Durante unos minutos no oí nada; después oí que marcaban un número de teléfono. La recepción fue perfecta. Una voz de mujer dijo:
—Esmeralda cuatro uno cuatro nueve nueve, por favor.
La voz era fría, contenida, de tono normal y muy poco expresiva; cansina. Después de tantas horas siguiéndola, oía su voz por vez primera.
Hubo una larga pausa, al cabo de la cual dijo:
—El señor Larry Mitchell, por favor.
Otra pausa, pero más corta. Y luego:
—Soy Betty Mayfield y estoy en El Rancho Descansado —pronunció mal la «a» de Descansado. Y añadió—: He dicho Betty Mayfield. Por favor, no sea estúpido. ¿Quiere que se lo deletree?

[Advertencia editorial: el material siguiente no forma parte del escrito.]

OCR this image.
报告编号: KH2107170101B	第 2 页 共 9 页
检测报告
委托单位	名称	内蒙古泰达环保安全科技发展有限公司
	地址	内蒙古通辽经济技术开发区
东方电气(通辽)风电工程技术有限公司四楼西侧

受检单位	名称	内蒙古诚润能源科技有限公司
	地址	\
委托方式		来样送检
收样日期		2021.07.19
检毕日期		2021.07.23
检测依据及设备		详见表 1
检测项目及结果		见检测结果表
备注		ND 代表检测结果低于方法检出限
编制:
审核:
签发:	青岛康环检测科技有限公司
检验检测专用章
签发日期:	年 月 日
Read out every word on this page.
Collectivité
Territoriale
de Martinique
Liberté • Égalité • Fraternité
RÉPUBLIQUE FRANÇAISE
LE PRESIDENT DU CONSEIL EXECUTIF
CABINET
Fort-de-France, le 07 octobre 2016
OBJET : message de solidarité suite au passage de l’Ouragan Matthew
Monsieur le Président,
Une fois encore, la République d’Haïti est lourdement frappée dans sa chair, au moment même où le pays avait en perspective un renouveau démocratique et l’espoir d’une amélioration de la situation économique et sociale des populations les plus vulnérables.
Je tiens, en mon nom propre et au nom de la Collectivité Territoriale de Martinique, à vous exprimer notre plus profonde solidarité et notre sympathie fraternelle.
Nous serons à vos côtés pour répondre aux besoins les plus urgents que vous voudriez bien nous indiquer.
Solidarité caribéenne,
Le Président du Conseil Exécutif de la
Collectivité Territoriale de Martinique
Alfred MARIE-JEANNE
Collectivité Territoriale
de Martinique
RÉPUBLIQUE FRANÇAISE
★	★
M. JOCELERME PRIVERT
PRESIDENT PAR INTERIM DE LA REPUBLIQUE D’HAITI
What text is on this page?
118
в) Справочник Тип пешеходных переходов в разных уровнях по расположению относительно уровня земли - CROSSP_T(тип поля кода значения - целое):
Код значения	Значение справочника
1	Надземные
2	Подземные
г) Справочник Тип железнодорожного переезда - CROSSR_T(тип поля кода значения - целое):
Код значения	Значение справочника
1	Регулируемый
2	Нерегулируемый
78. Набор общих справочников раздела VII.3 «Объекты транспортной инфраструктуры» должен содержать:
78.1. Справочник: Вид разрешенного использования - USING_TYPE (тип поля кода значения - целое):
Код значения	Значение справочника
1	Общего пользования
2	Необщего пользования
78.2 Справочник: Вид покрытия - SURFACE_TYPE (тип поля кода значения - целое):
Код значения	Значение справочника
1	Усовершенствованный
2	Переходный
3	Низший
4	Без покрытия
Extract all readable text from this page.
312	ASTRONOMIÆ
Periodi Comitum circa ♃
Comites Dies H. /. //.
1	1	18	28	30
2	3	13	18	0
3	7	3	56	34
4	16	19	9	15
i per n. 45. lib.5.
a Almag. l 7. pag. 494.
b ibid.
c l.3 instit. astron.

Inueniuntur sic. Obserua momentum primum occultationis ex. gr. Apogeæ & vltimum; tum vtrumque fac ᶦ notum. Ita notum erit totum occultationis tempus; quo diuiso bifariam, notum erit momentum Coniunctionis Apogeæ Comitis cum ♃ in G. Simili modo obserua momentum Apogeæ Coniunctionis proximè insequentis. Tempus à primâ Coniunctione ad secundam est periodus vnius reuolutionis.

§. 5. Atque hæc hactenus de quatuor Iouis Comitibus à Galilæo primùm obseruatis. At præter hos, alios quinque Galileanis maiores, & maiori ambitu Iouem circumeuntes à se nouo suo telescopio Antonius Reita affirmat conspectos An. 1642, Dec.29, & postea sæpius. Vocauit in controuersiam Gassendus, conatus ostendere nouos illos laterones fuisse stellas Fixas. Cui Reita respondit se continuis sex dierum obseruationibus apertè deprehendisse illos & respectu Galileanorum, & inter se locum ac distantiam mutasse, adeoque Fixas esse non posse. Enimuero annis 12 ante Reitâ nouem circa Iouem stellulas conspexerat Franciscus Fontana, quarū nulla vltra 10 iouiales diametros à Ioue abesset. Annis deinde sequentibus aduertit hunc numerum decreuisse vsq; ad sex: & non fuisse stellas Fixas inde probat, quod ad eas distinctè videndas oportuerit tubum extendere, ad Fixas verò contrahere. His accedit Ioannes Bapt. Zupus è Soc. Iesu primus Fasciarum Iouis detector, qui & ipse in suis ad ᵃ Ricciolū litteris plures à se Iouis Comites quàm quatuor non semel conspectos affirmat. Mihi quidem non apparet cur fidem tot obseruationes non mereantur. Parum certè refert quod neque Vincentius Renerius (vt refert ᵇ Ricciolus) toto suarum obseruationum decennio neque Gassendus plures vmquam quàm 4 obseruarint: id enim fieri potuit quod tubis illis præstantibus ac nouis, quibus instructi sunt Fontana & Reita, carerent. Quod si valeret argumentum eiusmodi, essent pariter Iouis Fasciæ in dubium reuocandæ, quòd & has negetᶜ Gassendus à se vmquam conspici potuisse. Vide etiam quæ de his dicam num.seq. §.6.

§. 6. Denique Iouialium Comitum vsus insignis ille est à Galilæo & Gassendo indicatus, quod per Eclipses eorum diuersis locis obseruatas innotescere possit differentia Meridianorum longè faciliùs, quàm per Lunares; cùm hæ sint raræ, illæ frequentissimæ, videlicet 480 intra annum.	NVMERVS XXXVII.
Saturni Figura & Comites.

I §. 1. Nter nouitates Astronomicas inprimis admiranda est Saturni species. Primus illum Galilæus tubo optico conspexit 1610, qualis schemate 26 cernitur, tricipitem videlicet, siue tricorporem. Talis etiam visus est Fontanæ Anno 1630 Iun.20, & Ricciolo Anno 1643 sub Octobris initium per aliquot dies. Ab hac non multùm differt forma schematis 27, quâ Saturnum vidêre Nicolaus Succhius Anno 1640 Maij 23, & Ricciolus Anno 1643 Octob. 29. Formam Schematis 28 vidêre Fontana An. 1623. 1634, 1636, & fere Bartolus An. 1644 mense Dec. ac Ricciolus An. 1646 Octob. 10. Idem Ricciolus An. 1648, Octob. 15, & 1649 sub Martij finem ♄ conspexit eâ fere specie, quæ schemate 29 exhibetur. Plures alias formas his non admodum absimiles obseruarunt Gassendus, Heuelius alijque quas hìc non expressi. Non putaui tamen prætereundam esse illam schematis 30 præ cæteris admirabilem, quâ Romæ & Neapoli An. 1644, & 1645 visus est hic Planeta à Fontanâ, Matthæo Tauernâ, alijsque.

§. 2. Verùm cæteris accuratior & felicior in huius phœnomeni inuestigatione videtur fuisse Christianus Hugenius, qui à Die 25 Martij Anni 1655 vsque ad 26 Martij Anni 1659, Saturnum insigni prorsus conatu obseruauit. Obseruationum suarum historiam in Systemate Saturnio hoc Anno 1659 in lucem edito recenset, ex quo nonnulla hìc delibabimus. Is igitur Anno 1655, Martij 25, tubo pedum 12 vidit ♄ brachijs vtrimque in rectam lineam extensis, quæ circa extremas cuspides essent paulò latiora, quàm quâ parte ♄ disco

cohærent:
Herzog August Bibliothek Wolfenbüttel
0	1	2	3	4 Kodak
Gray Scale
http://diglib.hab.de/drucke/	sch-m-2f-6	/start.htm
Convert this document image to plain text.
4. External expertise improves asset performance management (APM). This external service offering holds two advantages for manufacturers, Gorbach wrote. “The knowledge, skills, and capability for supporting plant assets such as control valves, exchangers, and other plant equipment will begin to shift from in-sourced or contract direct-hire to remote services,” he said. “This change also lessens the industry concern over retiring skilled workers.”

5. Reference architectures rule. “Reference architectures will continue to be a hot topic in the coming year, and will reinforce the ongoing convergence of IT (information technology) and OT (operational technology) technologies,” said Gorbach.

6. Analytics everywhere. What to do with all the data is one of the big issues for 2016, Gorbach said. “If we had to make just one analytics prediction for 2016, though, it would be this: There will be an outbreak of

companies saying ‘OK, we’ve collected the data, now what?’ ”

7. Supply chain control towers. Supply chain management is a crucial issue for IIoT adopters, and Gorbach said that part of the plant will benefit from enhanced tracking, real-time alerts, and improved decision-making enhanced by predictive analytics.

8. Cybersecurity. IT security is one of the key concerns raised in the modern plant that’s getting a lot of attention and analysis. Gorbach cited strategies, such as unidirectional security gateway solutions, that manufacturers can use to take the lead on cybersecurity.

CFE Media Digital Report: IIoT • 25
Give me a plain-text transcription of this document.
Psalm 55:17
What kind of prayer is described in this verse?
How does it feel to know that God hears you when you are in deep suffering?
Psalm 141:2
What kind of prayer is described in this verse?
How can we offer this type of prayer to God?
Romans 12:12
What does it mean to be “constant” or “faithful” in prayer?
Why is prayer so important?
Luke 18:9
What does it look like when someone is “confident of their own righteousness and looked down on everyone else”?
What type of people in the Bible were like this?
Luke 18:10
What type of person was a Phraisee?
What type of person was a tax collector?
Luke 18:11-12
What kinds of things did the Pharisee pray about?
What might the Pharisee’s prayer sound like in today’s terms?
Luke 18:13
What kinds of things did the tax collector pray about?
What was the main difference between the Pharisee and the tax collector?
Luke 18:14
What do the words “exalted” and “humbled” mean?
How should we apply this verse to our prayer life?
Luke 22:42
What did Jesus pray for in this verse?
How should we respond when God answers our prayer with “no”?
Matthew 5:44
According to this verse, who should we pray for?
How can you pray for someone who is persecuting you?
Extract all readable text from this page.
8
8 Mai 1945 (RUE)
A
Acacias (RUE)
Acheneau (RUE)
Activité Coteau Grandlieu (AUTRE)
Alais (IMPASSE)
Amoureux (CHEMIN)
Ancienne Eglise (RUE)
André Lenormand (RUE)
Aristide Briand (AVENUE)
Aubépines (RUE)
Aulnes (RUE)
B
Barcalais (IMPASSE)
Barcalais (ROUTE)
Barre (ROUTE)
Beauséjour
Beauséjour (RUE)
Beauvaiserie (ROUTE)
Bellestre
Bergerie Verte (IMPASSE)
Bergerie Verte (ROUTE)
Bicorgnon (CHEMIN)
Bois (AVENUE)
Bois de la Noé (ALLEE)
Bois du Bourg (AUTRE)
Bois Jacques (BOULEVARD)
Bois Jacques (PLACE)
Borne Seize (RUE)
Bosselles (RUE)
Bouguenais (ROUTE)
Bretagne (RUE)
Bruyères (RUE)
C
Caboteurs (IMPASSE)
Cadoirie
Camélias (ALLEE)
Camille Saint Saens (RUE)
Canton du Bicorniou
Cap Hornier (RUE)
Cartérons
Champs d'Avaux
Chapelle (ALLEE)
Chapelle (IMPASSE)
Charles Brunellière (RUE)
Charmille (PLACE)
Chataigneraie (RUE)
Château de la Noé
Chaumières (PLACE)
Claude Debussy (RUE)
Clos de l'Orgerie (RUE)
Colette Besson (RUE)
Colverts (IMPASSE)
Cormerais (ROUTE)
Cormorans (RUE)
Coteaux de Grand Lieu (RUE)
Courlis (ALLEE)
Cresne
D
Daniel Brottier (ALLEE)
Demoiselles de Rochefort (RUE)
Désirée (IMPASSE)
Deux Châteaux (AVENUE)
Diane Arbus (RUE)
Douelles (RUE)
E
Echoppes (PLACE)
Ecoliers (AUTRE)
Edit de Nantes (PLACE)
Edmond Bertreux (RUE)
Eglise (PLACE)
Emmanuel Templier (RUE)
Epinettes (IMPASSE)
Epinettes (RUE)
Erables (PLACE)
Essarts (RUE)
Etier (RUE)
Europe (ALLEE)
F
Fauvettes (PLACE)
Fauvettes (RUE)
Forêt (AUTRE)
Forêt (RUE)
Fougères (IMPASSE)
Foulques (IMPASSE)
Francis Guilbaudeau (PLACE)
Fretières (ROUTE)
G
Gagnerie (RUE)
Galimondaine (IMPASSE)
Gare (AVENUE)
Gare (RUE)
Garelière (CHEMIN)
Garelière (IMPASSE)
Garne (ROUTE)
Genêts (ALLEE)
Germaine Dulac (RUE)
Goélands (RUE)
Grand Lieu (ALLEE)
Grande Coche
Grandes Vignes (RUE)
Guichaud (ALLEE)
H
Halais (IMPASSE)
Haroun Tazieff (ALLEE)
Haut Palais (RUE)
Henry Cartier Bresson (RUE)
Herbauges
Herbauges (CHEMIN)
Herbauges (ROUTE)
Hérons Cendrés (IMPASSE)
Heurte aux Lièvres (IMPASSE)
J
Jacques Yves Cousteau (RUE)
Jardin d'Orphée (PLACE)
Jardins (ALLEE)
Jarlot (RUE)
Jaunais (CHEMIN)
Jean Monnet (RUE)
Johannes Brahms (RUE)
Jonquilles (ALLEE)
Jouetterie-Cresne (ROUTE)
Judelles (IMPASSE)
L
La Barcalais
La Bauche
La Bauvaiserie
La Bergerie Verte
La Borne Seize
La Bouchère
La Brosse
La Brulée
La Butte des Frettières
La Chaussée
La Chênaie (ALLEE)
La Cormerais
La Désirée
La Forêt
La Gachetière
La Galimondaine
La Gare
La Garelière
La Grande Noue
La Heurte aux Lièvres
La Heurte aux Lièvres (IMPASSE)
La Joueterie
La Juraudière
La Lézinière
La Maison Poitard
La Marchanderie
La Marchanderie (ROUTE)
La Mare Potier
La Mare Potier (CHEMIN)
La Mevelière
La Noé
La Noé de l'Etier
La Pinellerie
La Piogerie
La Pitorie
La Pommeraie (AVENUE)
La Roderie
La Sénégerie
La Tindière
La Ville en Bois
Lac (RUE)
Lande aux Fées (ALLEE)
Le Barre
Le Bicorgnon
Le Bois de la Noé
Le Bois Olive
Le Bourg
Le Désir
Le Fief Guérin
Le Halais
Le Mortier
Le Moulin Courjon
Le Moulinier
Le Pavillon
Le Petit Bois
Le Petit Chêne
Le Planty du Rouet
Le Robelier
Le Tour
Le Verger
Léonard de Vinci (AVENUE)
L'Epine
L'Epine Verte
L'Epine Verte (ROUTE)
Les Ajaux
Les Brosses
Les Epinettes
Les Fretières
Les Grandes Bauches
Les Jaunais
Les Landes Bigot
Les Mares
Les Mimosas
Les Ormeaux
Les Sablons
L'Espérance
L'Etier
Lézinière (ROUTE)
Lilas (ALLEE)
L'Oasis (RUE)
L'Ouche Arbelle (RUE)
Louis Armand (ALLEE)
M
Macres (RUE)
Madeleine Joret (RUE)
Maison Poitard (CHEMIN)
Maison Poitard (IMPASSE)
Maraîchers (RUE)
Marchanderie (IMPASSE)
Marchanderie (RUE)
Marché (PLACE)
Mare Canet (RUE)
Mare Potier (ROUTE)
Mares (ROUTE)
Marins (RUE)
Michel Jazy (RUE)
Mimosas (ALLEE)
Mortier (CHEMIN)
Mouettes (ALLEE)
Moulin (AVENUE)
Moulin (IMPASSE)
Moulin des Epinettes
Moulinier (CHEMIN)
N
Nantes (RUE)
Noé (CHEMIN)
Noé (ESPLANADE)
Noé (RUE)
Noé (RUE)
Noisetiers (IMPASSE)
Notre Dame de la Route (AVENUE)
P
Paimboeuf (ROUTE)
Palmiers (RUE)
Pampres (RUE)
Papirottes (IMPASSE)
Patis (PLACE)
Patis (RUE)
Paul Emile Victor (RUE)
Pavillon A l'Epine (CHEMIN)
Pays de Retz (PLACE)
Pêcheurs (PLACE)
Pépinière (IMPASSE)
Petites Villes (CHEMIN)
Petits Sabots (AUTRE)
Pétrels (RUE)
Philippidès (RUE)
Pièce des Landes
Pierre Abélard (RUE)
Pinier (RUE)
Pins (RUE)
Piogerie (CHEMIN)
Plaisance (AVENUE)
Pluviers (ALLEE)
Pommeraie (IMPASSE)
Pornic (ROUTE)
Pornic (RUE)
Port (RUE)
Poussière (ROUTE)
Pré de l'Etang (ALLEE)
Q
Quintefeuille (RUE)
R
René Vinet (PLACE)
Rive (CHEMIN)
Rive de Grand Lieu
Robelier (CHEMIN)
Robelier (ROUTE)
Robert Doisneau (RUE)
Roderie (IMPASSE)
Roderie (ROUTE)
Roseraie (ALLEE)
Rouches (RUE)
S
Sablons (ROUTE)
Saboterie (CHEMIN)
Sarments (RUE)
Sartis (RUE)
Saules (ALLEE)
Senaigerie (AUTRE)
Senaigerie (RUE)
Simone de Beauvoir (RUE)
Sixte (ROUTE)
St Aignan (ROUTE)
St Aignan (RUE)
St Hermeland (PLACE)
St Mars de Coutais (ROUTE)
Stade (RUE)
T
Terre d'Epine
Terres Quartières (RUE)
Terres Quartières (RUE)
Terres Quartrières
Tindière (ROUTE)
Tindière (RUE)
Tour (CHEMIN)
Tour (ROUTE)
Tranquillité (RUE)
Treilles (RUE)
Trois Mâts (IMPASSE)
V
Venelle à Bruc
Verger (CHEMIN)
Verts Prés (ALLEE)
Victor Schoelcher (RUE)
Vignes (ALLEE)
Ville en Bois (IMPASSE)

Su interlocutor tenía mucho que decir. Ella escuchó. Al cabo de un rato, dijo:
—Apartamento u C. Tendría que saberlo, usted hizo la reserva… Ah, comprendo… Bueno, está bien. No me moveré de aquí.
Colgó. Silencio. Silencio absoluto. Después, la misma voz dijo lentamente:
—Betty Mayfield. Betty Mayfield. Betty Mayfield. ¡Pobre Betty! Eras una buena chica… hace mucho tiempo.
Yo estaba sentado en el suelo, en uno de los almohadones a rayas, con la espalda apoyada en la pared. Me levanté sin hacer ruido, dejé el estetoscopio sobre un almohadón y me tendí en el sofácama. Él no tardaría en llegar. Ella le esperaba porque tenía que hacerlo; por el mismo motivo por el que había ido hasta allí. Yo quería saber por cuál.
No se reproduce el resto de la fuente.